= Wallacepur =

Village in Gujarat, India

Wallacepur is a village in the Ghogha Taluka of Bhavnagar district, Gujarat, India. It was founded in the 19th century and became the only all-Christian village in Gujarat.

== History ==
The Ghogha Christian mission was initiated by the Reverend James McKee in 1844 and was a part of the Kathiawar and Gujarat mission establishment started and supported by the Irish Presbyterian Mission.

About 1869, Wallacepur was founded on a tract of land near the village of Kareda about 11 mi southwest of Ghogha by William Beatty, a missionary at Ghogha from 1867 to 1877. The village was laid out and most of the houses were built by Beatty.
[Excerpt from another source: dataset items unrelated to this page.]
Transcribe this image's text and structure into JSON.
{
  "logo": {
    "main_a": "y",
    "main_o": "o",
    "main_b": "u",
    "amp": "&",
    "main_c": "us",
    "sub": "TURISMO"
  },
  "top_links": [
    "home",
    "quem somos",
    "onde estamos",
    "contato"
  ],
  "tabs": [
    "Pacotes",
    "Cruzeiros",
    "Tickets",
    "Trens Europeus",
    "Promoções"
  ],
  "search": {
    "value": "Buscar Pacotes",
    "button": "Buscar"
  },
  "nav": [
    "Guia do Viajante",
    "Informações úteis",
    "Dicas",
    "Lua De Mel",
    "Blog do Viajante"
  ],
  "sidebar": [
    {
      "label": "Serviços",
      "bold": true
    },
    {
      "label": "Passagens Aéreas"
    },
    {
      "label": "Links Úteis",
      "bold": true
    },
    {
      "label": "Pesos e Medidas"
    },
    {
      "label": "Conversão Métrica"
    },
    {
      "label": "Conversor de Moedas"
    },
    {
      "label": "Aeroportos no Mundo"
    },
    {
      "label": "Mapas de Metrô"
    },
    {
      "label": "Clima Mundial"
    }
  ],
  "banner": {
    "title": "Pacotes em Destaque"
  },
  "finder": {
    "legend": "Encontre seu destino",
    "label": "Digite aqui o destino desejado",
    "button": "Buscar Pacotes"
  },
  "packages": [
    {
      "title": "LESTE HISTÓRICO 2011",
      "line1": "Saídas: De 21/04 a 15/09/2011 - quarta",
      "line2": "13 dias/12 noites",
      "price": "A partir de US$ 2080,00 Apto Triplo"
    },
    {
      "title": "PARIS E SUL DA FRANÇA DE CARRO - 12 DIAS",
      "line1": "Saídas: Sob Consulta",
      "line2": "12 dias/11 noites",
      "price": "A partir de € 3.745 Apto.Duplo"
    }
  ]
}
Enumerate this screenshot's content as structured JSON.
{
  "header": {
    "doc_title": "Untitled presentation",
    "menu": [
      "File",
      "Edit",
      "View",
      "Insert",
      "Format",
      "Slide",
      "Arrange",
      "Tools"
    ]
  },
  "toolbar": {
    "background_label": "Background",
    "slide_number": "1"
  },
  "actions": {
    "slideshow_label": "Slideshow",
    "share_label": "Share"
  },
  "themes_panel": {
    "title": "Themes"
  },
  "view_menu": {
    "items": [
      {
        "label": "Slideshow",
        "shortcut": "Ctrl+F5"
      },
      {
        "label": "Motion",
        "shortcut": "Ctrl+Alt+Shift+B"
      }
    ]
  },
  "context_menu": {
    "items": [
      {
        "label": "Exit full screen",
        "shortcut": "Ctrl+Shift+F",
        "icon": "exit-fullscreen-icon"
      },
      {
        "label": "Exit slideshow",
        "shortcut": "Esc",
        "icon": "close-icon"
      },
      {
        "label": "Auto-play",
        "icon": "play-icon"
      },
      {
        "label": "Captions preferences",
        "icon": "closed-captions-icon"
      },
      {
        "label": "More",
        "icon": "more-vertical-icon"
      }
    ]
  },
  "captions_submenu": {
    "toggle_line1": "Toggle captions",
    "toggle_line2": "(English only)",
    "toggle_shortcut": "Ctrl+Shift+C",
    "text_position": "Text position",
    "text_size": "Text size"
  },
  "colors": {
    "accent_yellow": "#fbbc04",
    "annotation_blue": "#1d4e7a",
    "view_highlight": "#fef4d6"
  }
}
He also built a church with a bell in 1871. The village was named after James Wallace, who had been appointed a missionary at Ghogha in 1845 and later at Surat. Wallace had retranslated scriptures, and written an educational textbook and some Gujarati tracts.
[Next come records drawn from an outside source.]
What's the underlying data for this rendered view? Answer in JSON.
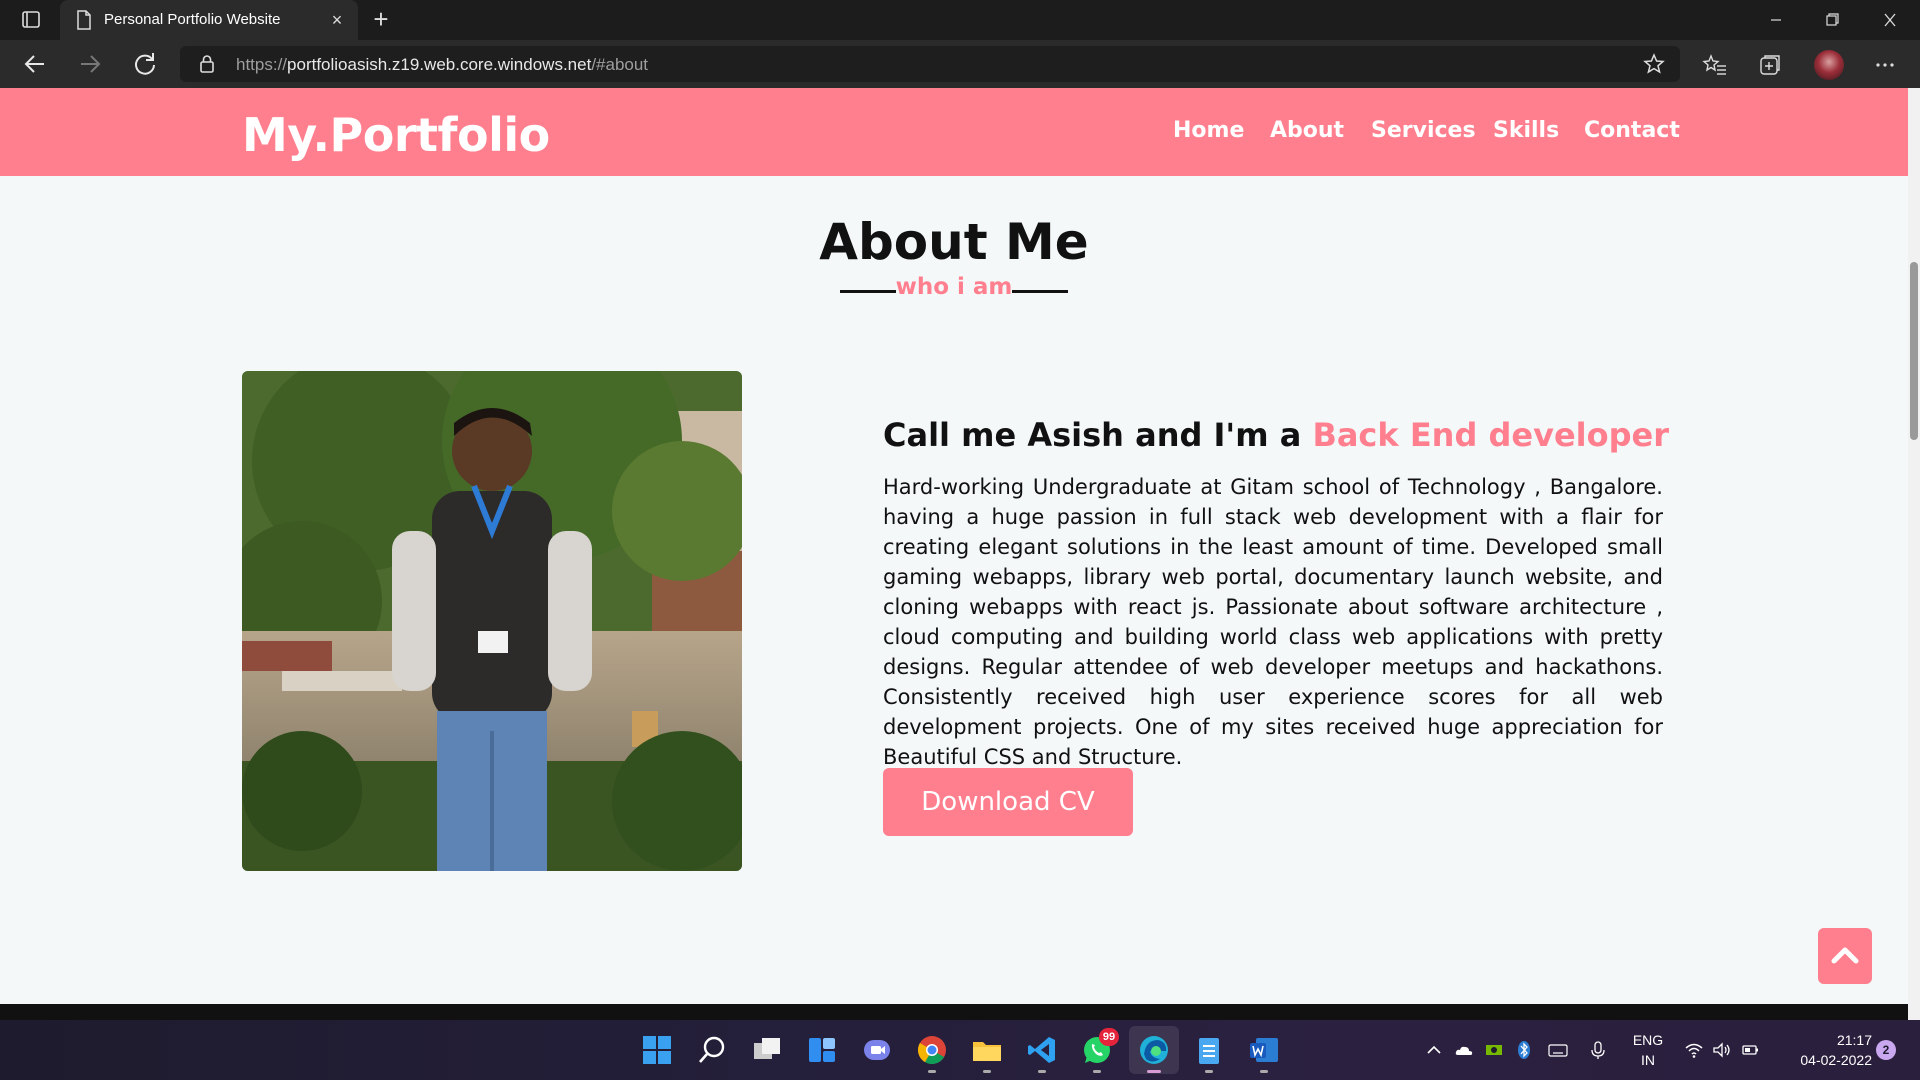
{
  "browser": {
    "tab_title": "Personal Portfolio Website",
    "tab_close_glyph": "×",
    "new_tab_glyph": "+",
    "url_scheme": "https://",
    "url_host": "portfolioasish.z19.web.core.windows.net",
    "url_path": "/#about"
  },
  "site": {
    "logo": "My.Portfolio",
    "nav": [
      "Home",
      "About",
      "Services",
      "Skills",
      "Contact"
    ],
    "accent_color": "#ff7f8e"
  },
  "about": {
    "title": "About Me",
    "subtitle": "who i am",
    "heading_prefix": "Call me Asish and I'm a ",
    "heading_accent": "Back End developer",
    "paragraph": "Hard-working Undergraduate at Gitam school of Technology , Bangalore. having a huge passion in full stack web development with a flair for creating elegant solutions in the least amount of time. Developed small gaming webapps, library web portal, documentary launch website, and cloning webapps with react js. Passionate about software architecture , cloud computing and building world class web applications with pretty designs. Regular attendee of web developer meetups and hackathons. Consistently received high user experience scores for all web development projects. One of my sites received huge appreciation for Beautiful CSS and Structure.",
    "button": "Download CV"
  },
  "taskbar": {
    "whatsapp_badge": "99",
    "lang_line1": "ENG",
    "lang_line2": "IN",
    "time": "21:17",
    "date": "04-02-2022",
    "notifications": "2"
  }
}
Additions to the village were made by the Reverend George T. Rea, who was in charge of the mission afterwards. In 1871, a number of Christians came from Gujarat and settled. At the time, there were eight houses, a church with a bell, a resthouse, a missionaries house, a public well, and a cattle pond.
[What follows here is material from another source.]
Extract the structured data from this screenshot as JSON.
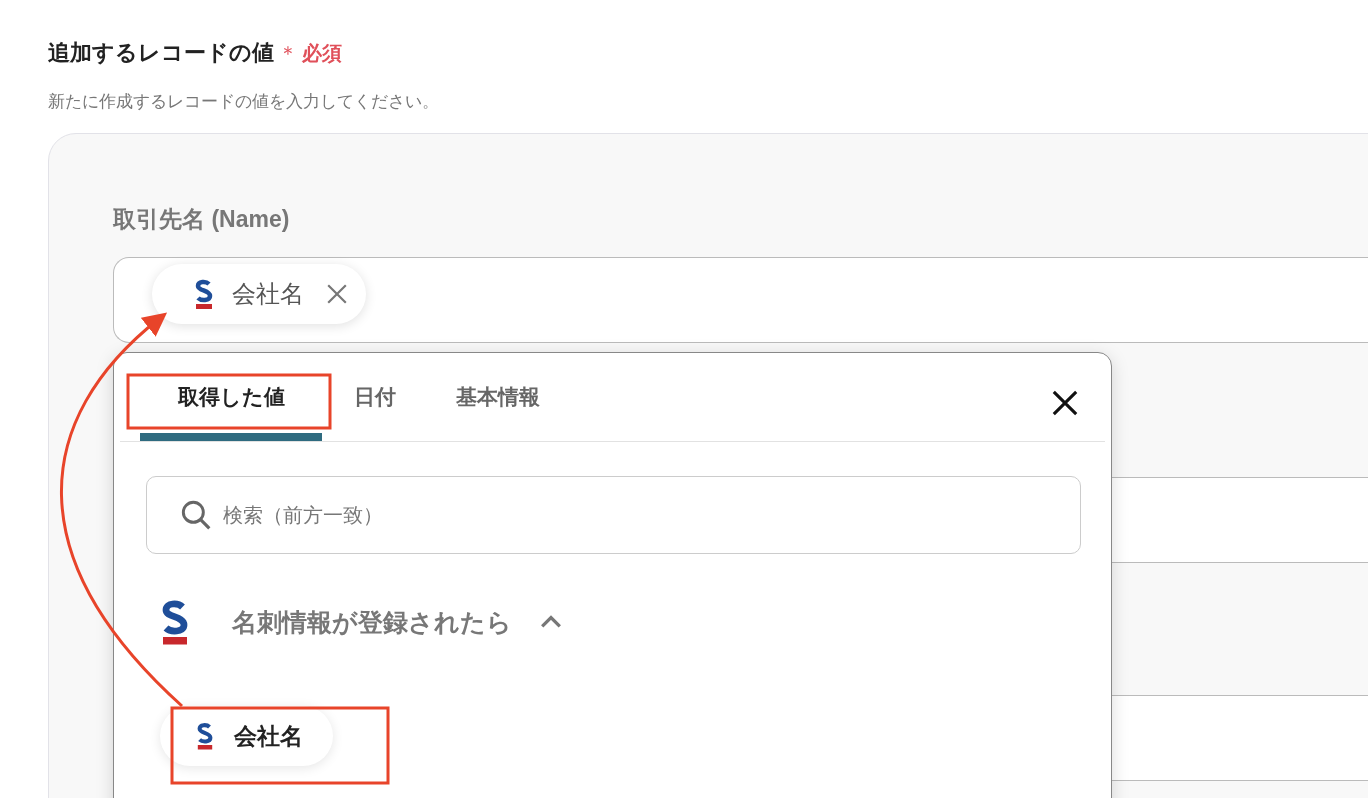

Most of the villagers were Hindu and later adopted Christianity.

== Demographics ==
The village has a population of around 500 people, all of whom are literate. It is the only all-Christian village in Gujarat and all the residents are Protestants. Most men are engaged in farming, while many women have taken up roles as nurses, teachers, and clerks in nearby villages and Bhavnagar.

Disputes are settled internally and the village has been crime-free for years. Wallacepur has also been the recipient of the district council's cleanest village awards. The village has a reciprocal arrangement with the nearby village of Kareda, with residents of both attending each other's religious festivals.